Недавно мы ездили в город Эгер. Это была обычная школьная экскурсия на автобусе. В пути на короткое время остановились возле старинной крепости. Меня эта крепость не интересовала, ж, пока большинство ребят с воодушевлением карабкались на гору, где она возвышалась, я решил сходить в село. Не спеша прошелся по широкой центральной улице, дома на которой с одной стороны вплотную подходили к склону горы. Красивые такие домики с верандами, какие мне уже приходилось видеть в окрестностях Бадачоня. Все они были выкрашены в нарядные цвета. Сначала мне показалось, что на стороне, примыкавшей к горе, домики расположены лишь в один ряд, но вскоре я убедился, что ошибся. Позади них, на самом склоне, я увидел еще ряд жилищ. Но каких?! Я даже не сразу собственным глазам поверил.
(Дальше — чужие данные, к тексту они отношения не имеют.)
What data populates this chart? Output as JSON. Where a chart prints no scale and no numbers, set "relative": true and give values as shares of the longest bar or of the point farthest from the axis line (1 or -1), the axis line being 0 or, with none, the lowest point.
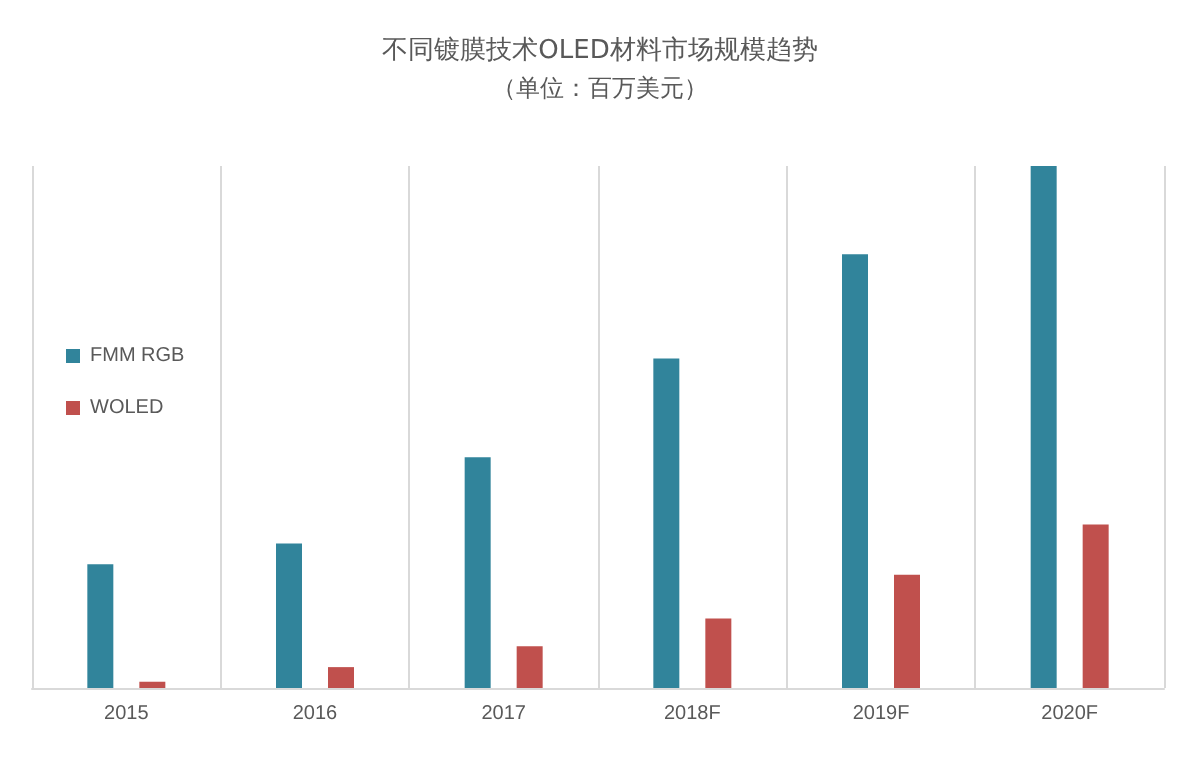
{
  "chart_data": {
    "type": "bar",
    "title": "不同镀膜技术OLED材料市场规模趋势",
    "subtitle": "（单位：百万美元）",
    "categories": [
      "2015",
      "2016",
      "2017",
      "2018F",
      "2019F",
      "2020F"
    ],
    "relative": true,
    "grid": "x",
    "legend": "left",
    "series": [
      {
        "name": "FMM RGB",
        "color": "#31849b",
        "values": [
          0.237,
          0.277,
          0.442,
          0.631,
          0.831,
          1
        ]
      },
      {
        "name": "WOLED",
        "color": "#c0504d",
        "values": [
          0.012,
          0.04,
          0.08,
          0.133,
          0.217,
          0.313
        ]
      }
    ]
  }
}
Это были какие-то пещеры. Неужели и здесь живут люди? Оказалось, живут. Возле входа в одно такое жилище я увидел старушку. Солнечные лучи, пробивавшиеся сквозь густую листву, освещали ее лицо. Старушка сидела, сложив на коленях натруженные руки. Ее усталое, цвета шоколада, лицо было покрыто множеством глубоких морщин. Мне всегда бывает до слез жаль беспомощных стариков, и в тот момент что-то сдавило мне горло. Я пересек чистенький дворик и приблизился к старушке, намереваясь попросить у нее воды напиться, а заодно расспросить кое о чем.
— Целую ручки! — поздоровался я с ней.
Услышав мой голос, она подняла на меня подслеповатые, слезящиеся глаза, прикрыв их сверху коричневой ладонью. На ее ногах с набухшими венами были надеты самодельные башмаки, сшитые, вероятно, местным умельцем из автомобильной шины. От удивления, которое меня охватило, я даже позабыл попросить воды.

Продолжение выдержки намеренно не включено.